Nikita Mehandru,Brenda Y. Miao,Eduardo Rodriguez Almaraz,Madhumita Sushil,Atul J. Butte,Ahmed Alaa
2023-09-20
Abstract:Recent developments in large language models (LLMs) have unlocked new opportunities for healthcare, from information synthesis to clinical decision support. These new LLMs are not just capable of modeling language, but can also act as intelligent "agents" that interact with stakeholders in open-ended conversations and even influence clinical decision-making. Rather than relying on benchmarks that measure a model's ability to process clinical data or answer standardized test questions, LLM agents should be assessed for their performance on real-world clinical tasks. These new evaluation frameworks, which we call "Artificial-intelligence Structured Clinical Examinations" ("AI-SCI"), can draw from comparable technologies where machines operate with varying degrees of self-governance, such as self-driving cars. High-fidelity simulations may also be used to evaluate interactions between users and LLMs within a clinical workflow, or to model the dynamic interactions of multiple LLMs. Developing these robust, real-world clinical evaluations will be crucial towards deploying LLM agents into healthcare.

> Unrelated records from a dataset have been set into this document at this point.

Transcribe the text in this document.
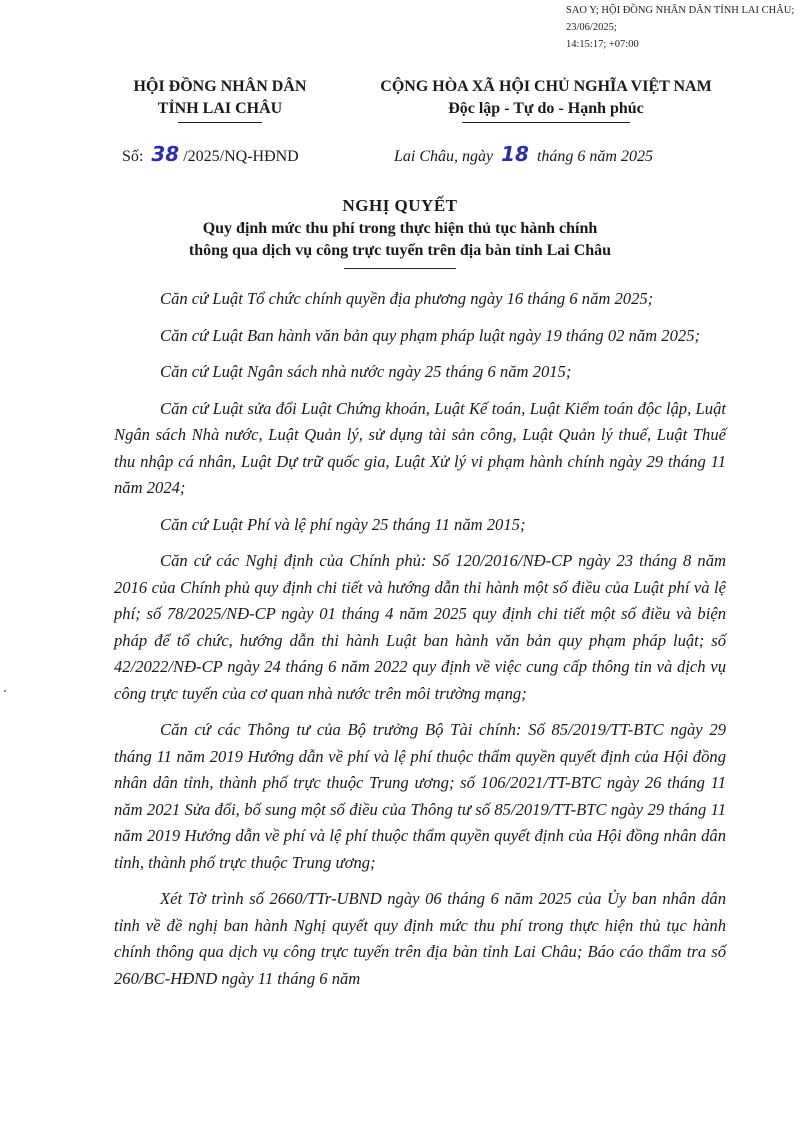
SAO Y; HỘI ĐỒNG NHÂN DÂN TỈNH LAI CHÂU; 23/06/2025;
14:15:17; +07:00
HỘI ĐỒNG NHÂN DÂN
TỈNH LAI CHÂU
CỘNG HÒA XÃ HỘI CHỦ NGHĨA VIỆT NAM
Độc lập - Tự do - Hạnh phúc
Số: 38 /2025/NQ-HĐND	Lai Châu, ngày 18 tháng 6 năm 2025
NGHỊ QUYẾT
Quy định mức thu phí trong thực hiện thủ tục hành chính
thông qua dịch vụ công trực tuyến trên địa bàn tỉnh Lai Châu

Căn cứ Luật Tổ chức chính quyền địa phương ngày 16 tháng 6 năm 2025;

Căn cứ Luật Ban hành văn bản quy phạm pháp luật ngày 19 tháng 02 năm 2025;

Căn cứ Luật Ngân sách nhà nước ngày 25 tháng 6 năm 2015;

Căn cứ Luật sửa đổi Luật Chứng khoán, Luật Kế toán, Luật Kiểm toán độc lập, Luật Ngân sách Nhà nước, Luật Quản lý, sử dụng tài sản công, Luật Quản lý thuế, Luật Thuế thu nhập cá nhân, Luật Dự trữ quốc gia, Luật Xử lý vi phạm hành chính ngày 29 tháng 11 năm 2024;

Căn cứ Luật Phí và lệ phí ngày 25 tháng 11 năm 2015;

Căn cứ các Nghị định của Chính phủ: Số 120/2016/NĐ-CP ngày 23 tháng 8 năm 2016 của Chính phủ quy định chi tiết và hướng dẫn thi hành một số điều của Luật phí và lệ phí; số 78/2025/NĐ-CP ngày 01 tháng 4 năm 2025 quy định chi tiết một số điều và biện pháp để tổ chức, hướng dẫn thi hành Luật ban hành văn bản quy phạm pháp luật; số 42/2022/NĐ-CP ngày 24 tháng 6 năm 2022 quy định về việc cung cấp thông tin và dịch vụ công trực tuyến của cơ quan nhà nước trên môi trường mạng;

Căn cứ các Thông tư của Bộ trưởng Bộ Tài chính: Số 85/2019/TT-BTC ngày 29 tháng 11 năm 2019 Hướng dẫn về phí và lệ phí thuộc thẩm quyền quyết định của Hội đồng nhân dân tỉnh, thành phố trực thuộc Trung ương; số 106/2021/TT-BTC ngày 26 tháng 11 năm 2021 Sửa đổi, bổ sung một số điều của Thông tư số 85/2019/TT-BTC ngày 29 tháng 11 năm 2019 Hướng dẫn về phí và lệ phí thuộc thẩm quyền quyết định của Hội đồng nhân dân tỉnh, thành phố trực thuộc Trung ương;

Xét Tờ trình số 2660/TTr-UBND ngày 06 tháng 6 năm 2025 của Ủy ban nhân dân tỉnh về đề nghị ban hành Nghị quyết quy định mức thu phí trong thực hiện thủ tục hành chính thông qua dịch vụ công trực tuyến trên địa bàn tỉnh Lai Châu; Báo cáo thẩm tra số 260/BC-HĐND ngày 11 tháng 6 năm
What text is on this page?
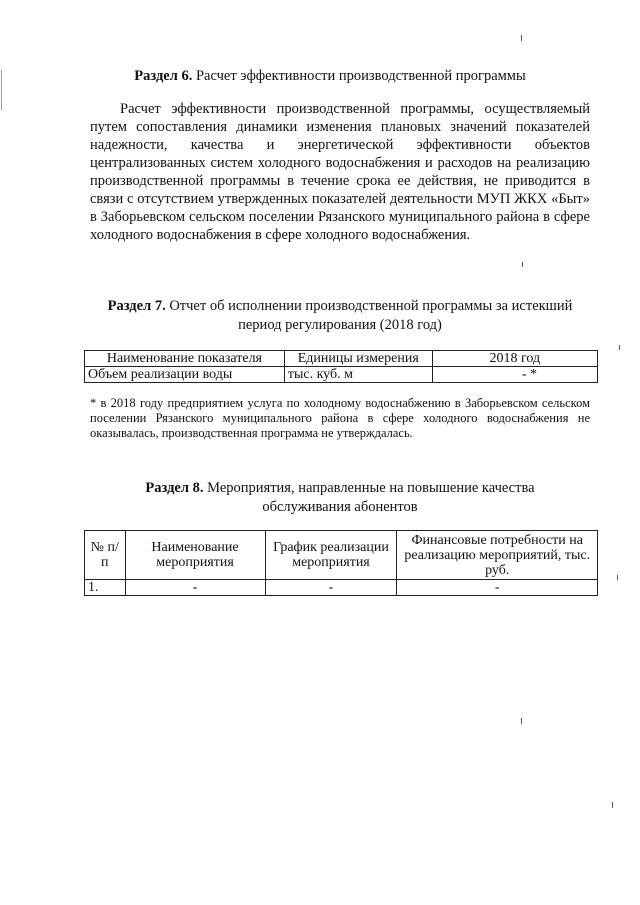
Раздел 6. Расчет эффективности производственной программы
Расчет эффективности производственной программы, осуществляемый путем сопоставления динамики изменения плановых значений показателей надежности, качества и энергетической эффективности объектов централизованных систем холодного водоснабжения и расходов на реализацию производственной программы в течение срока ее действия, не приводится в связи с отсутствием утвержденных показателей деятельности МУП ЖКХ «Быт» в Заборьевском сельском поселении Рязанского муниципального района в сфере холодного водоснабжения в сфере холодного водоснабжения.
Раздел 7. Отчет об исполнении производственной программы за истекший период регулирования (2018 год)
Наименование показателя	Единицы измерения	2018 год
Объем реализации воды	тыс. куб. м	- *
* в 2018 году предприятием услуга по холодному водоснабжению в Заборьевском сельском поселении Рязанского муниципального района в сфере холодного водоснабжения не оказывалась, производственная программа не утверждалась.
Раздел 8. Мероприятия, направленные на повышение качества обслуживания абонентов
№ п/п	Наименование мероприятия	График реализации мероприятия	Финансовые потребности на реализацию мероприятий, тыс. руб.
1.	-	-	-
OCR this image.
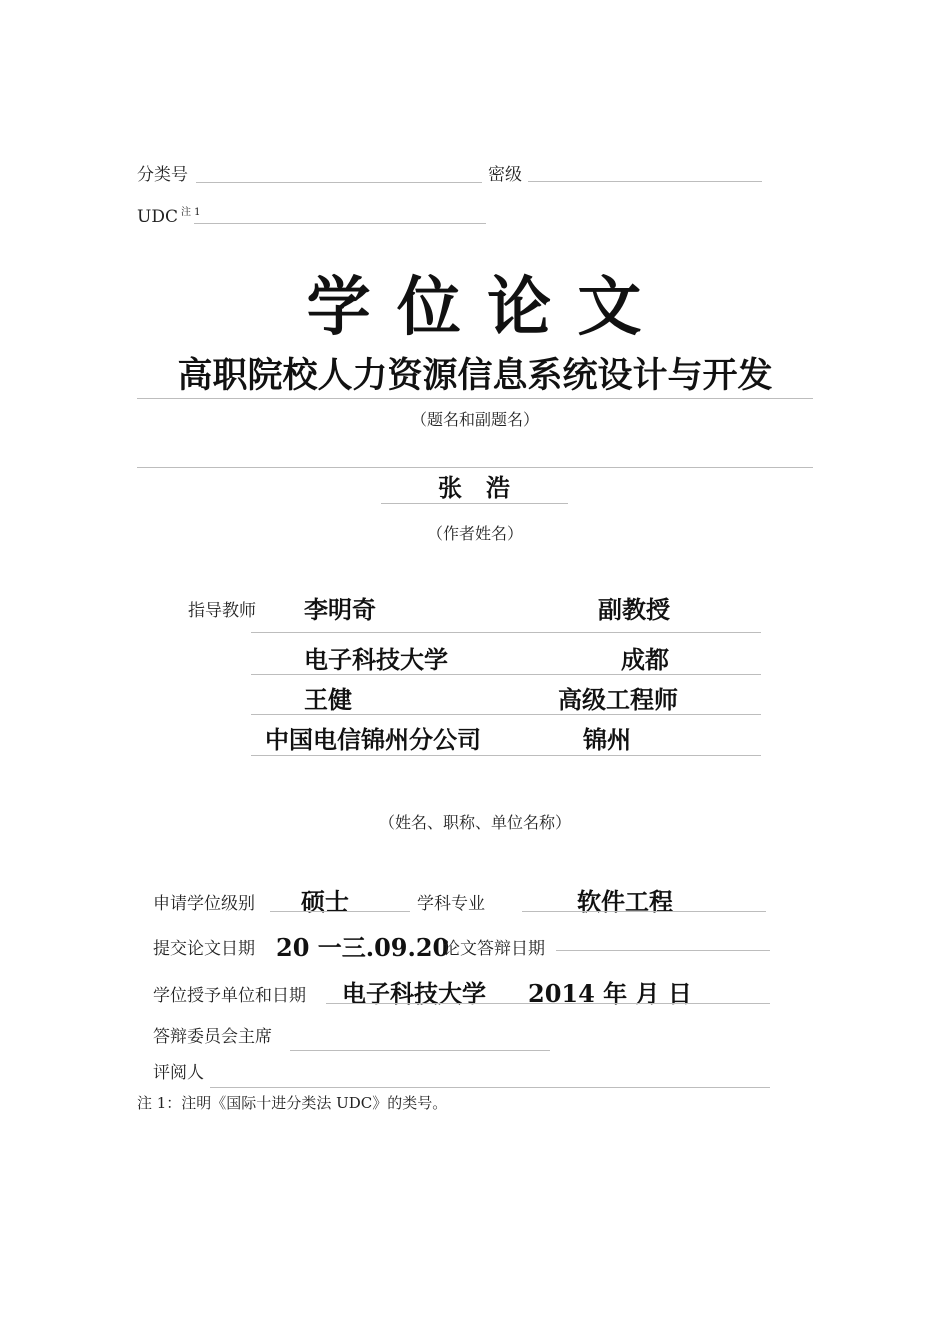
分类号	密级
UDC $^{注 1}$
学 位 论 文
高职院校人力资源信息系统设计与开发
（题名和副题名）
张　浩
（作者姓名）
指导教师 李明奇	副教授
电子科技大学	成都
王健	高级工程师
中国电信锦州分公司	锦州
（姓名、职称、单位名称）
申请学位级别 硕士	学科专业	软件工程
提交论文日期 20 一三.09.20
论文答辩日期
学位授予单位和日期 电子科技大学 2014 年 月 日
答辩委员会主席
评阅人
注 1：注明《国际十进分类法 UDC》的类号。
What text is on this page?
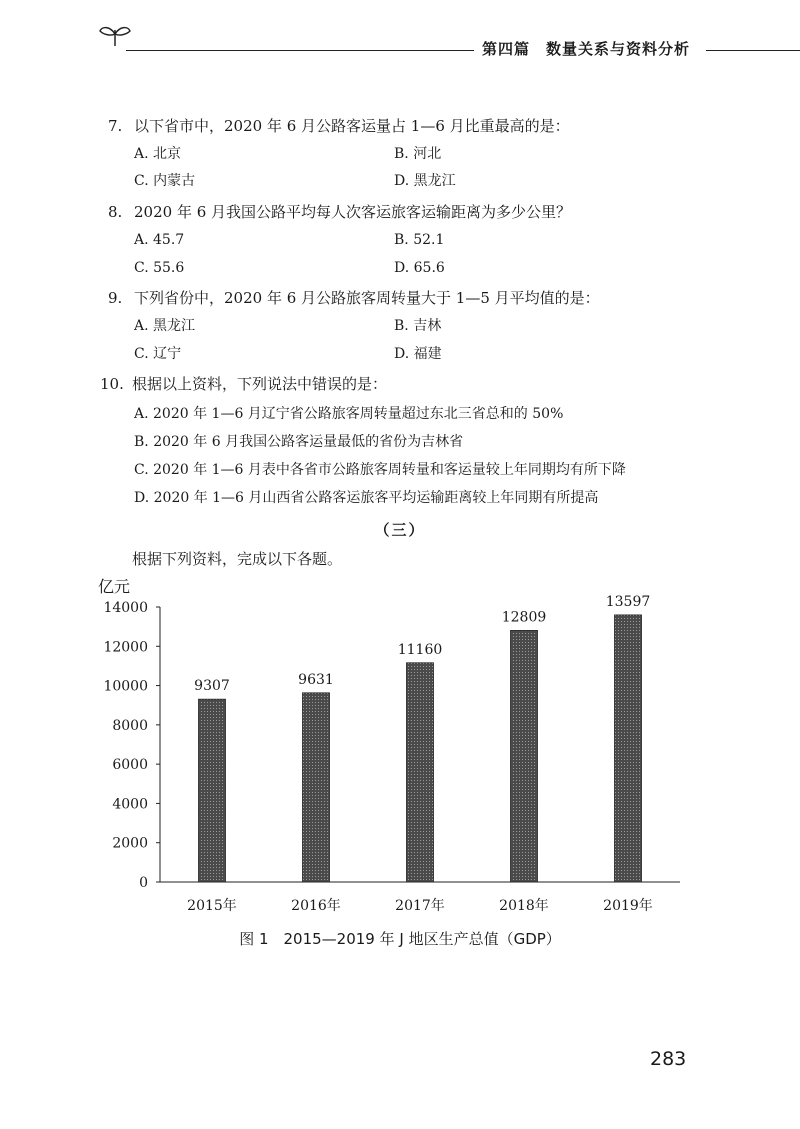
第四篇　数量关系与资料分析
7. 以下省市中，2020 年 6 月公路客运量占 1—6 月比重最高的是：
A. 北京	B. 河北
C. 内蒙古	D. 黑龙江
8. 2020 年 6 月我国公路平均每人次客运旅客运输距离为多少公里？
A. 45.7	B. 52.1
C. 55.6	D. 65.6
9. 下列省份中，2020 年 6 月公路旅客周转量大于 1—5 月平均值的是：
A. 黑龙江	B. 吉林
C. 辽宁	D. 福建
10. 根据以上资料，下列说法中错误的是：
A. 2020 年 1—6 月辽宁省公路旅客周转量超过东北三省总和的 50%
B. 2020 年 6 月我国公路客运量最低的省份为吉林省
C. 2020 年 1—6 月表中各省市公路旅客周转量和客运量较上年同期均有所下降
D. 2020 年 1—6 月山西省公路客运旅客平均运输距离较上年同期有所提高
（三）
根据下列资料，完成以下各题。
亿元
0
2000
4000
6000
8000
10000
12000
14000
9307
2015年
9631
2016年
11160
2017年
12809
2018年
13597
2019年
图 1　2015—2019 年 J 地区生产总值（GDP）
283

Human-Computer Interaction,Multiagent Systems
What problem does this paper attempt to address?
The paper attempts to address the issue of how to evaluate the effectiveness of large language models (LLMs) in clinical healthcare, especially when these models act as intelligent "agents" participating in actual clinical tasks. Traditional evaluation methods are mainly based on standard test questions or clinical data processing capabilities, but these methods cannot comprehensively measure the performance of LLMs in real-world clinical environments. Therefore, the authors propose a new evaluation framework—"Artificial Intelligence Structured Clinical Examination" (AI-SCI), which assesses the practicality and safety of LLMs in clinical workflows through high-fidelity simulations and multi-agent modeling. Specifically, the paper focuses on the following aspects: 1. **Limitations of traditional evaluation methods**: Existing evaluation methods such as MedQA and MedNLI mainly rely on standardized test questions or clinical texts, which cannot fully reflect the performance of LLMs in actual clinical environments. 2. **New evaluation framework**: The AI-SCI framework is proposed to evaluate the performance of LLMs in clinical tasks through high-fidelity simulations and multi-agent modeling. These simulations can include interactions with doctors, patients, and nursing staff, as well as dynamic interactions between multiple LLMs. 3. **Application of multi-agent modeling**: Utilizing multi-agent modeling (ABM) technology to simulate the behavior of LLMs in different clinical scenarios, evaluate their impact on clinical decision-making, and identify potential safety issues. 4. **Practical application cases**: Discussing the application of LLMs in actual healthcare systems, such as UC San Diego Health integrating GPT-4 into MyChart to streamline patient messaging. Through these methods, the paper aims to provide more comprehensive and reliable evaluation tools for the application of LLMs in clinical healthcare, thereby ensuring the safety and effectiveness of these technologies in actual deployment.